Il est rouquin ! Il est rouquin Roth ! Sa chevelure d’un roux orangé criard le distingue immédiatement des autres. De plus, à l’école, sur cent vingt enfants, il est le seul. Tous les sobriquets fusent à chaque récréation, poil de carotte, rouquin, la rouille, allumette brûlée (il ne comprend d’ailleurs pas pourquoi ce surnom), tintin, … et il n’aime ça … Ah il leur casserai bien la gueule à tous, il a bien essayé, mais il est le plus petit, à chaque fois c’est lui qui prend…
Il faut qu’il tienne et qu’il vive avec ça jusqu’à plus tard, quand il serait grand, parce c’est pas sûr qu’il sera grand, mais ça ne fait rien, il espère… en attendant, il courbe l’échine et attend, il attend son heure.

Mais certains l’appellent « p’tit Jésus » ! cela le suit depuis maternelle. La maitresse de maternelle avait décidé de faire pour Noël une crèche vivante… et bien sûr, lorsqu’il a fallu désigner qui ferait le petit Jésus dans la paille, la tête rousse et la petite taille ont de suite désigné le p’tit Constantin. Il se souvient avoir trouvé ça bien au premier abord… il aurait le rôle principal, pour une fois. Cela a enchanté sa mère qui s’est fait un plaisir de langer son petit garçon tel un poupon… tel que l’avait souhaité la maîtresse.
Sa mère lui disait : « Tu te rends compte ? Tu vas faire le petit Jésus ! » « Non j’veux pas ! » C’est en pleurant, porté par sa mère, car impossible de marcher dans cet accoutrement, qu’il se retrouva allongé dans « le berceau « nativital » constitué d’une ancienne boîte à munitions en bois. Ah il n’était pas content le p’tit Constantin mais la fête pouvait commercer. Marie et Joseph eux aussi déguisés se plaçaient à côté du berceau. Il était vexé car Marie qui s’appelait Marianne, et qui était si jolie comme le dira une chanson plus tard, était sa préférée et elle riait de le voir ainsi emmailloté. Cela avait pour effet de le rendre encore plus malheureux et il ravalait sa rage de se voir si impuissant. Puis vinrent les rois mages, avec leur présents qu’ils déposaient aux pieds du petit Jésus… Là, il commença à trouver la situation intéressante, des fruits, des friandises, et des gâteaux étaient déposés dans le berceau jusqu’à constituer un joli petit monticule. Pensant que c’était pour lui, enfant gâté fils unique oblige (même dans la pauvreté), il s’endormit béat.

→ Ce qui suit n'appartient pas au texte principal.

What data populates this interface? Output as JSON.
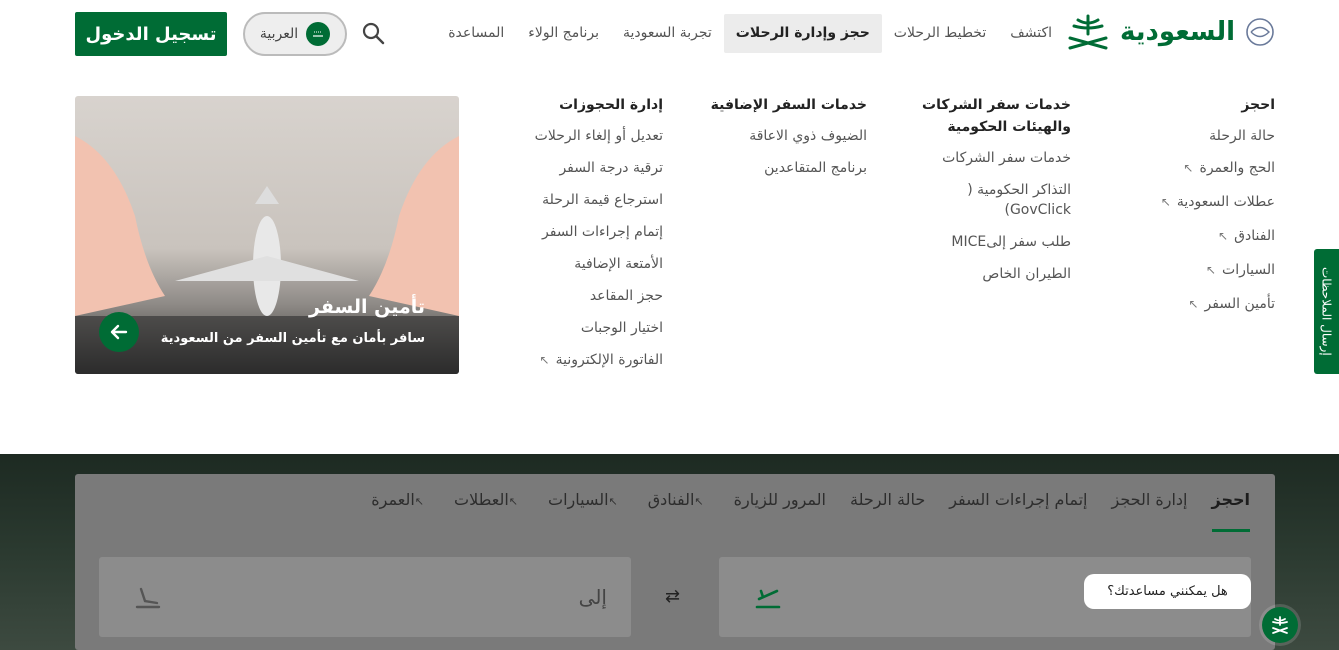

C’est la maîtresse qui le réveilla à quatre heures moins dix, et il constata que les présents avaient tous disparus, que ses camarades étaient tous installés à leur place habituelle derrière leur table et qu’ils s’étaient changés.
-« Mais où sont mes cadeaux ? » demanda-t-il à ma maîtresse.
-« On les a mangé ! Mais tu dormais si bien qu’on n’a pas voulu te réveiller. Mais on t’a laissé un bonbon il est à ta place ! Vas-y ! » lui répondit-elle.
Les yeux mouillés, la rage renfrognée, se débattant pour se débarrasser de son stupide déguisement, il trouvait le monde injuste. Pourquoi était-ce toujours lui qui devait subir ce genre de camouflet ?

Depuis, le p’tit Constantin manifeste la plus grande méfiance à l’égard des enseignants, de la religion et des gens qui lui font des cadeaux. L’école, l’église et Noël sont pour lui de véritables supplices.